I still think it is unfortunate, that the forecasting of t0 does not use the most recent information from t-1. Especially, with longer lead times, the forecasting of t0 can depend on rather old data. Furthermore, with time progressing, it turns out to be useless to update the forecast for the time horizon of the output chunk length. If one time step after the initial forecast, e.g. t+1 becomes t0, the input values remain the same and the forecast made for t0 will be the same as it was before for t+1. I tried to show this in the following figure where time progresses by one time step from one table going to the next below:

image

Related to this, do you think it would be possible, to include forecasts from earlier lead times to predict later lead times? So for example t0 as input for t+1, t0 and t+1 as input for t+2 and so on. Not sure, but this would probably only work with multi_models=True but would still ensure some sort of dependence and consistence of forecasted timeseries, while also being able to include latest information and update every time step.

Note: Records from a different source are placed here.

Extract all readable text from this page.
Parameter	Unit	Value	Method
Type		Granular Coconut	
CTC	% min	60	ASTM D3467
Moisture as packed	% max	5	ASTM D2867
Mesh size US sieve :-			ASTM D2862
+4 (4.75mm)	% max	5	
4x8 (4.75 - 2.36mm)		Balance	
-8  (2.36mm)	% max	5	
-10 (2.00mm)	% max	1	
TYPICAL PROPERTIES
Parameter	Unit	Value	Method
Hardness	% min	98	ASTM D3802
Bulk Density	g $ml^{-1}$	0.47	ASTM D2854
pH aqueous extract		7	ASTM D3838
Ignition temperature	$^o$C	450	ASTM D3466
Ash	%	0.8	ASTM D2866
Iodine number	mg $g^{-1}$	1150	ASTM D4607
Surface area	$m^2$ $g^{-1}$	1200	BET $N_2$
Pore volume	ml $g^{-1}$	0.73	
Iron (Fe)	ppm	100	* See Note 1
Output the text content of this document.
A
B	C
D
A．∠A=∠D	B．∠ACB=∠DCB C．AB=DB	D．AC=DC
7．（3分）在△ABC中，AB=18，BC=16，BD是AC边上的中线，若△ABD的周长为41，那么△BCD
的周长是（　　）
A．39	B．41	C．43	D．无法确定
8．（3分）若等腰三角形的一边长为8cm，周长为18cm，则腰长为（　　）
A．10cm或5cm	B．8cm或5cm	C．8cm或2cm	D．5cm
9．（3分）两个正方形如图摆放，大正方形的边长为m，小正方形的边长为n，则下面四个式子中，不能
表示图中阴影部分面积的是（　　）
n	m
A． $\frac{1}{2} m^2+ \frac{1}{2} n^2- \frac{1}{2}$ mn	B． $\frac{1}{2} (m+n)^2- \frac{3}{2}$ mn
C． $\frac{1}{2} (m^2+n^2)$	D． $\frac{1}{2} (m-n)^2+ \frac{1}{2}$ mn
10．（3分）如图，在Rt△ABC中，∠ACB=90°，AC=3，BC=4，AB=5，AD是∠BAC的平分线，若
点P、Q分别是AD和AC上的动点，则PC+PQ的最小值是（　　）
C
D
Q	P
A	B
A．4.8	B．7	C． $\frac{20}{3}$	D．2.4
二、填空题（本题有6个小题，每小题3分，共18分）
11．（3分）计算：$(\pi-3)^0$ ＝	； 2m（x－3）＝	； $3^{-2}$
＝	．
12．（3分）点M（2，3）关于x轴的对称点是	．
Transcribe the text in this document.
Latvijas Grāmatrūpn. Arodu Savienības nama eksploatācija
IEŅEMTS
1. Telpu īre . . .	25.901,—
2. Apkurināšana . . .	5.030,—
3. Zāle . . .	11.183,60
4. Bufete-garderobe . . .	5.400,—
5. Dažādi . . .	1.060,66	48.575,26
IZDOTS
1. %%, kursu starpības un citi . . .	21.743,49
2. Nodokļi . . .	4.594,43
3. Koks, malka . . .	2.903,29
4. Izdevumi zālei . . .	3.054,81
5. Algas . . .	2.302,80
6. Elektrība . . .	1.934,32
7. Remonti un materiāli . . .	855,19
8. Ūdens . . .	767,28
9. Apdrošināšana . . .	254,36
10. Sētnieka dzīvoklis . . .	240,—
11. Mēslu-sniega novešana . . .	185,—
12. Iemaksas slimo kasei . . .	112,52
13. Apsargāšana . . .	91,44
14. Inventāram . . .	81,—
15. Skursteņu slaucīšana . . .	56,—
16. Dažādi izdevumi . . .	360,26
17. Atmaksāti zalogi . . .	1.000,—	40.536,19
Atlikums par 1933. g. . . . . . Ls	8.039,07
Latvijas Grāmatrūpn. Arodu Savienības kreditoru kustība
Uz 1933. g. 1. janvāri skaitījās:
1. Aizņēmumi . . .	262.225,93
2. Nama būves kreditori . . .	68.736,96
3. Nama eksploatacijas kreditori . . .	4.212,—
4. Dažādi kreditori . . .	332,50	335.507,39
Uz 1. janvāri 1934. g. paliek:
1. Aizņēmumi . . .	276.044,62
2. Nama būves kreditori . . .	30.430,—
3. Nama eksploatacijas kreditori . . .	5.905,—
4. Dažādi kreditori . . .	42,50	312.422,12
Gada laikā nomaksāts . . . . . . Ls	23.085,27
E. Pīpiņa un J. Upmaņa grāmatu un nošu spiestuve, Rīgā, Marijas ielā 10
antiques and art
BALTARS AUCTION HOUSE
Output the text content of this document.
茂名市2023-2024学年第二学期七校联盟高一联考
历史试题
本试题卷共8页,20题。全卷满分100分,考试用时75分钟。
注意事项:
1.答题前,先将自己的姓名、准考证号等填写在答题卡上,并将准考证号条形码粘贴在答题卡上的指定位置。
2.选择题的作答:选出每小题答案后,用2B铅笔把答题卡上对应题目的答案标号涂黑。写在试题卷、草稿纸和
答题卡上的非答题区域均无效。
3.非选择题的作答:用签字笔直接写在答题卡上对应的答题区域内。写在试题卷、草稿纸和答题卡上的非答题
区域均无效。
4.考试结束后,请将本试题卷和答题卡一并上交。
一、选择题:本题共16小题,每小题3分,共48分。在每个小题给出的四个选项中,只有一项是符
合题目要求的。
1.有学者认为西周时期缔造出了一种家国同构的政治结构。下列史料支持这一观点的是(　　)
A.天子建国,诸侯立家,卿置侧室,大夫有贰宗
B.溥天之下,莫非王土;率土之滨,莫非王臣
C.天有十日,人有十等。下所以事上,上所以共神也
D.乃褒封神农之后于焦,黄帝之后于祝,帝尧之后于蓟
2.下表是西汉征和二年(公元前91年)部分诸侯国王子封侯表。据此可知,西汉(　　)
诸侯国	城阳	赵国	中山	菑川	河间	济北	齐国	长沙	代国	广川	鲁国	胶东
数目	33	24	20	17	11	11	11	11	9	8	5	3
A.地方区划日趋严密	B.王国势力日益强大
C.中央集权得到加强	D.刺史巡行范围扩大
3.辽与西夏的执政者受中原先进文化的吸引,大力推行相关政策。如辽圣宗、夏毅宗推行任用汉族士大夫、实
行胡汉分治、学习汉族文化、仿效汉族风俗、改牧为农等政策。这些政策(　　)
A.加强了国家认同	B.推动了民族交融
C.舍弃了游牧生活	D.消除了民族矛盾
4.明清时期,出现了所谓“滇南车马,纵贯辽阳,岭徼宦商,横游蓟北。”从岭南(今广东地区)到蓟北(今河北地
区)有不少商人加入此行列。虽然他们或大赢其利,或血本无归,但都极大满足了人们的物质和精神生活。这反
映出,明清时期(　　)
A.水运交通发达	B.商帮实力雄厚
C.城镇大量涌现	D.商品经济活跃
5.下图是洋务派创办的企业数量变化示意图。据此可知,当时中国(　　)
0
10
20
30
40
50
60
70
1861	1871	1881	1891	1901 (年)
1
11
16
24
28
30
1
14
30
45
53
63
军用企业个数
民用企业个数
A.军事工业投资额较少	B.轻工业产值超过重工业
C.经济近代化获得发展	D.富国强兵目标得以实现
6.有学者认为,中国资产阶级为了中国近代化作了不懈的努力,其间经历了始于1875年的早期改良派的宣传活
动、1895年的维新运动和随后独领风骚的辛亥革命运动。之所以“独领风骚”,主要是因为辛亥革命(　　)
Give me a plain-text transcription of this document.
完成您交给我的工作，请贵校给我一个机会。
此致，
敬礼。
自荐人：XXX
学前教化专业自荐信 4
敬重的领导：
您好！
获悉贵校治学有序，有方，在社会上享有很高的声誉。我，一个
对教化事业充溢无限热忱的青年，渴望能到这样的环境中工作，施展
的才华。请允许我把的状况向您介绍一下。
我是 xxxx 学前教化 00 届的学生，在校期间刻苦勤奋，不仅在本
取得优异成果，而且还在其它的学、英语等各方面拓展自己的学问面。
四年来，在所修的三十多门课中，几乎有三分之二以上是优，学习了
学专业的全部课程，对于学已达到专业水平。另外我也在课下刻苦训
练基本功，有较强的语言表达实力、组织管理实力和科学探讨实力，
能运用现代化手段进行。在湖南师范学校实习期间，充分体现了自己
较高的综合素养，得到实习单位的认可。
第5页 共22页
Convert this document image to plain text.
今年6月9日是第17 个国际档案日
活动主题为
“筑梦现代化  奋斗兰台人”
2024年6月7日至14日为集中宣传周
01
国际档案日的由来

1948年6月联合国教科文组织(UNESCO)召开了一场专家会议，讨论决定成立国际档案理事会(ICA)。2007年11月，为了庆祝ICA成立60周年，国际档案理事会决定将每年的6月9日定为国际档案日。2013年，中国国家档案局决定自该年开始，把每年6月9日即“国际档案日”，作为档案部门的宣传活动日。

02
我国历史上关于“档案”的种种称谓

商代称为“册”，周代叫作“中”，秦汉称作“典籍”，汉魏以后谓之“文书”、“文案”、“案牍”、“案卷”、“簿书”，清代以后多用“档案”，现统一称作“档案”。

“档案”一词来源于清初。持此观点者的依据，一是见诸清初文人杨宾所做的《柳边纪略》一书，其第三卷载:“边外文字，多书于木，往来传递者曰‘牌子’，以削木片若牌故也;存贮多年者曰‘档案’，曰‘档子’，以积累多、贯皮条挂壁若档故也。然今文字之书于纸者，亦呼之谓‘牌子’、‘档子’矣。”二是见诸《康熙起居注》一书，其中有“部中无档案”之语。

madtoinou commented 3 days ago

Hi @wehrlik,

I understand your point; the gap between the most recent lags and the forecasted step definitely impact the quality of the forecasts. However, in order to have a single model ("one set of coefficients/weights") forecasting all the step in output_chunk_length without relying on auto-regression, applying a shift to the lags is a pretty traditional approach. Some alternatives were mentioned in the issue #2234, we are reading about them and trying to see how they could be added to Darts.

In the meantime, if you want to be able to avoid the gap between the lags and the forecasted step, you can simply use multi_models=True. And if you want to be able to use the forecast of t0 to forecast t+1, set output_chunk_length=1. Each of these approaches has pros & cons, it ultimately boils down to what you want to achieve.

Since the original question has been answered and the discussion is slightly drifting on another topic, I am going to close this issue, feel free to open a new one if anything remains unclear.